If this were true — if Bitcoin’s demand were artificially supported by Tether swaps — then BTC would be leaking out of the system via dollar sales all over the place.

Additional arguments cast doubt on the Tether argument. One would have to assume that Binance, for example — one of the largest and most innovative crypto exchanges in the world — is running a giant counterfeiting scam.

Given the operational excellence of Changpeng “CZ” Zhao, the brilliant and innovative CEO-Founder of Binance — along with all the technical accomplishments and innovations Binance has achieved — we suspect it is far more likely that Binance’s profits are real, and that Binance is making money hand over fist from a booming crypto asset space.

But if Binance’s profits are real — just as their innovation is — why in the world would they jeopardize all that for blatant participation in a seedy Tether scheme?

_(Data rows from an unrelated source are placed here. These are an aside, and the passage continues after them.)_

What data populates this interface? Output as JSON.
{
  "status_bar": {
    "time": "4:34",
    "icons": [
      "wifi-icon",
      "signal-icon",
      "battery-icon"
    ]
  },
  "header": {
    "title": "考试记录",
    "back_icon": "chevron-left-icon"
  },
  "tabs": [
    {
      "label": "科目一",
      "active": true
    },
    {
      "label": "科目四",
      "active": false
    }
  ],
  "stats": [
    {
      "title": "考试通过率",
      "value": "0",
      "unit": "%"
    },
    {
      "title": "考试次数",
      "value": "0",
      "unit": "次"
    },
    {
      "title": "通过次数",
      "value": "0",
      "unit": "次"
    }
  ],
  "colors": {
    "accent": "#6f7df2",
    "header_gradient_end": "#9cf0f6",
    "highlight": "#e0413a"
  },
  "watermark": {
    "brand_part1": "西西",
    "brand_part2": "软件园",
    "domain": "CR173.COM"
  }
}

The Tether argument has other big problems too, like the fact that disreputable offshore exchanges are known to inflate their trading volume by an extreme degree.

If the actual trading volume on these assumed Ponzi exchanges is actually much smaller than it appears — because the also-ran exchanges inflate the numbers — that would suggest the volume of trading done to facilitate the Bitcoin-for-Tether scheme is also much smaller than it appears.

Then, too, on the positive-demand side for Bitcoin, we know that institutional hunger for BTC is a real and growing source of Bitcoin liquidity.

When we look at demand assessments from sources like PayPal, Square, or the Grayscale Investment products, we can know those flows are real; those outlets are buying Bitcoin because the underlying customer demand is real.

And we can further read the research reports and expressed statements of the institutional community — including places like JP Morgan, Fidelity, Guggenheim, Ruffer, and many others — and clearly assess a real and growing demand for BTC as a global store of value alternative.

And so, all told, we think the “Crypto Doomsday Machine” argument is elegant and persuasive — but we don’t buy the charge that Tether funny business is an existential risk to Bitcoin liquidity demand.

In fearing Tether’s impact on Bitcoin, there are too many problems with the assumption that Tether can run a Ponzi scheme easily with all kinds of instant-switch mechanisms available (just buy a different USD stablecoin, for example); with the assumption Tether is an unrivaled source of Bitcoin liquidity (there are other large-scale sources, growing larger by the day); with the assumption Binance is not playing it straight (that would be illogical, and is incongruent with their innovation track record); and with clear, empirical evidence that institutional demand for Bitcoin is high (and growing). Is Tether shady? Absolutely. We put a red flag on their accounting practices years ago.

But is Tether a source of liquidity risk for Bitcoin? All told, we are skeptical. It’s a good argument, but it doesn’t hold up.

In closing, though, we’ll make one last point. The crypto asset space may not face existential collapse risk from Tether (we just don’t see it) — but there could, in fact, be severe downside risk simply from the fact that crypto assets are white-hot right now.

Just look at what Elon Musk is doing to Dogecoin, a practical joke of a crypto asset that is soaring because Elon thinks tweeting about it is funny. That is a sign of very extreme froth, and when froth like that wears off, prices can fall hard — very hard.

So anyone involved in crypto right now should be aware of significant downside-risk concerns relating to the fact that crypto assets, over all, are exhibiting mania-like behavior, and mania-like episodes can end with severe price declines.

But that is not at all the same thing as anticipating a collapse of the crypto space due to Tether issues — which we simply don’t see happening.